Who cares about the US election circus? More from Predator Nation:

[An] effective response to internal industrial decline [in the US] and foreign challengers required major changes in American government as well as industry. It required major improvements in the educational system, aggressive pressure to force incompetent industries to reform, ... and a variety of regulatory changes. But those measures had no focused, powerful, well-financed interest group to lobby for hem. Charles H Ferguson, Predator Nation, May 2012
What did those powerful interest groups decide to do? Mr Ferguson continues:

...to start using money to get what they wanted. But only what they wanted, individually - not what the country as a whole needed. Indeed, what was good for their company's profits was quite often bad for the nation.

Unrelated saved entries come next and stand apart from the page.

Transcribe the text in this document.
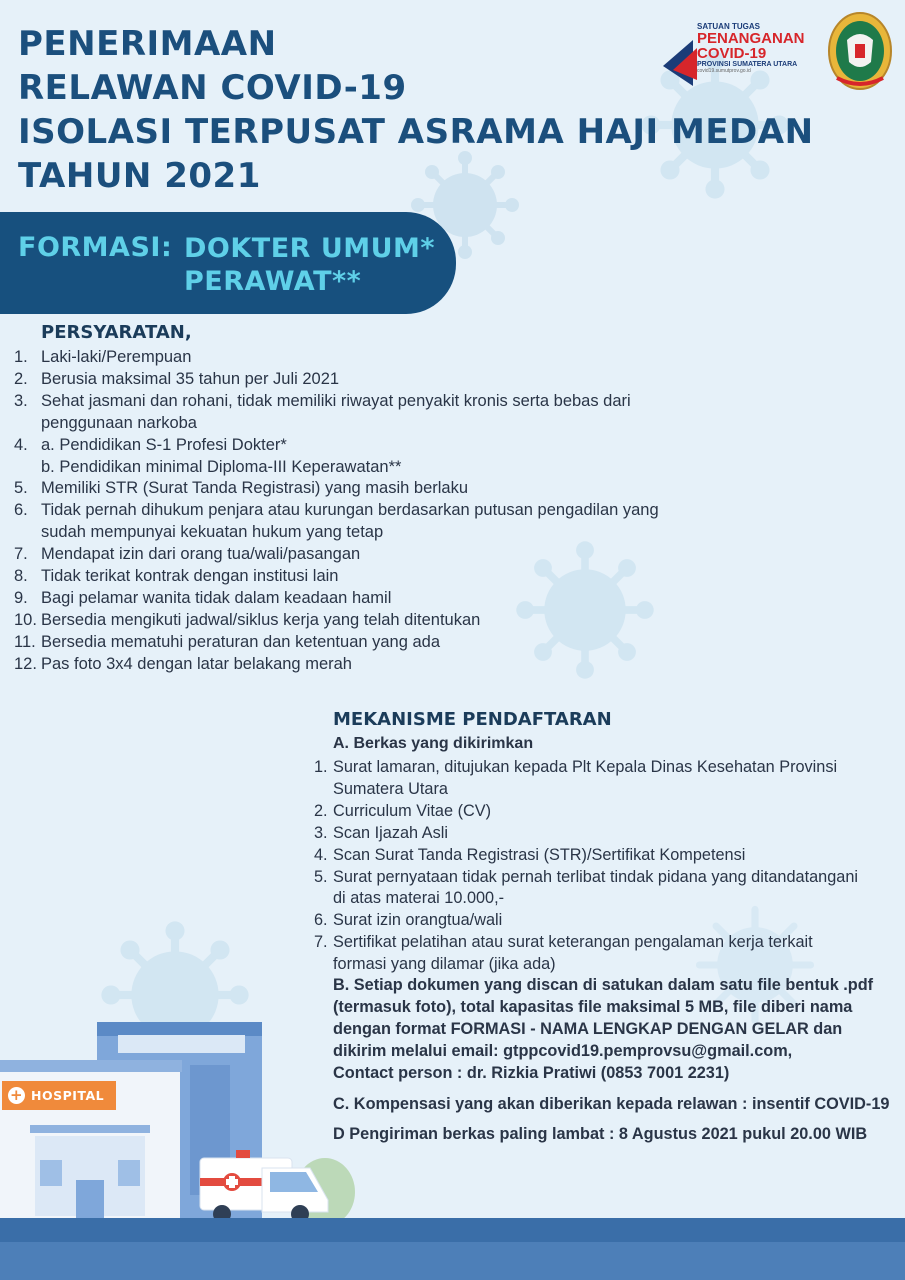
PENERIMAAN
RELAWAN COVID-19
ISOLASI TERPUSAT ASRAMA HAJI MEDAN
TAHUN 2021
SATUAN TUGAS
PENANGANAN
COVID-19
PROVINSI SUMATERA UTARA
covid19.sumutprov.go.id
FORMASI: DOKTER UMUM*
PERAWAT**
PERSYARATAN,
1. Laki-laki/Perempuan
2. Berusia maksimal 35 tahun per Juli 2021
3. Sehat jasmani dan rohani, tidak memiliki riwayat penyakit kronis serta bebas dari
penggunaan narkoba
4. a. Pendidikan S-1 Profesi Dokter*
b. Pendidikan minimal Diploma-III Keperawatan**
5. Memiliki STR (Surat Tanda Registrasi) yang masih berlaku
6. Tidak pernah dihukum penjara atau kurungan berdasarkan putusan pengadilan yang
sudah mempunyai kekuatan hukum yang tetap
7. Mendapat izin dari orang tua/wali/pasangan
8. Tidak terikat kontrak dengan institusi lain
9. Bagi pelamar wanita tidak dalam keadaan hamil
10. Bersedia mengikuti jadwal/siklus kerja yang telah ditentukan
11. Bersedia mematuhi peraturan dan ketentuan yang ada
12. Pas foto 3x4 dengan latar belakang merah
MEKANISME PENDAFTARAN
A. Berkas yang dikirimkan
1. Surat lamaran, ditujukan kepada Plt Kepala Dinas Kesehatan Provinsi
Sumatera Utara
2. Curriculum Vitae (CV)
3. Scan Ijazah Asli
4. Scan Surat Tanda Registrasi (STR)/Sertifikat Kompetensi
5. Surat pernyataan tidak pernah terlibat tindak pidana yang ditandatangani
di atas materai 10.000,-
6. Surat izin orangtua/wali
7. Sertifikat pelatihan atau surat keterangan pengalaman kerja terkait
formasi yang dilamar (jika ada)
B. Setiap dokumen yang discan di satukan dalam satu file bentuk .pdf
(termasuk foto), total kapasitas file maksimal 5 MB, file diberi nama
dengan format FORMASI - NAMA LENGKAP DENGAN GELAR dan
dikirim melalui email: gtppcovid19.pemprovsu@gmail.com,
Contact person : dr. Rizkia Pratiwi (0853 7001 2231)
C. Kompensasi yang akan diberikan kepada relawan : insentif COVID-19
D Pengiriman berkas paling lambat : 8 Agustus 2021 pukul 20.00 WIB
+ HOSPITAL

Most voters probably know, at some level, that the politicians have not the slightest interest in the long-term well-being of the nation and its citizens or, rather, that they cannot afford to rule as if they have. The problem is self-reinforcing. It cannot reform itself. The people and the politicians live in different worlds and those worlds are moving away from each other. 

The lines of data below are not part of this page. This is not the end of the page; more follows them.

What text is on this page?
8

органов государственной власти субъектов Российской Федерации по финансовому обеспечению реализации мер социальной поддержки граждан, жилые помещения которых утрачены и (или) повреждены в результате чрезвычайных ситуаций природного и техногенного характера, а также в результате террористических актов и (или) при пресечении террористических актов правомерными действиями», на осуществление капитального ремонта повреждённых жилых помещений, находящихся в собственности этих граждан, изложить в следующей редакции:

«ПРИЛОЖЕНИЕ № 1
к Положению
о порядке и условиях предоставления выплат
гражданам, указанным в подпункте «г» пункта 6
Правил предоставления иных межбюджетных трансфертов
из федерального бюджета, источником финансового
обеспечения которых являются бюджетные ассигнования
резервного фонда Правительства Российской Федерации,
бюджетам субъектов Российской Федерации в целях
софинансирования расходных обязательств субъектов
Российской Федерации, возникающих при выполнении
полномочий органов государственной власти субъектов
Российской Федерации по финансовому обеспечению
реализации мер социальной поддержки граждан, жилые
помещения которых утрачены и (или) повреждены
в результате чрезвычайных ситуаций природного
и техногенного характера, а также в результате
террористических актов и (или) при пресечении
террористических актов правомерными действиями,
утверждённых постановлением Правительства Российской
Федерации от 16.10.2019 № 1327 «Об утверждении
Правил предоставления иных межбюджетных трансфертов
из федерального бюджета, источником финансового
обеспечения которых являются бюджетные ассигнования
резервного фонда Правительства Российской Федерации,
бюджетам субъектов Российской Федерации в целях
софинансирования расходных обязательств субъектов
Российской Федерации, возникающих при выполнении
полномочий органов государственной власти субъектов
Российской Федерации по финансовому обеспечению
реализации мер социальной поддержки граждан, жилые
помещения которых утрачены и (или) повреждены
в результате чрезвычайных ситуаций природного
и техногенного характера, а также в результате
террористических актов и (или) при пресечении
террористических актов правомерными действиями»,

Despite recent interest (here for instance), I have no illusions about the likelihood of Social Policy Bonds being issued by national governments, but I will continue to put the idea forward as a possible solution. A bond regime would target outcomes that are meaningful to ordinary people: things like better health, lower pollution, or reduced risk of disasters, however caused. By focusing relentlessly on outcomes, rather than the current array of vague or unspecified targets, the bonds could shame governments into catering to the needs of all their citizens, rather than the wealthy and powerful. That's because governments would have explicitly and publicly to declare the outcomes that the bonds would target. And, because political debate would centre on these outcomes, rather than activities, outputs, funding arrangements, laws, regulations, personalities and hairstyles, it's far more likely that ordinary people would participate in the policymaking process. Under a bond regime we, the non-powerful, general public could still, as we are now doing, acquiesce in our tax payments being used to bail out a corrupt financial sector, or subsidies huge industrial and agricultural conglomerates and fossil fuel extraction and consumption. But, in that unlikely event we'd at least be doing so with our eyes open. Even that would be an improvement over the current system built, as it is, on deception.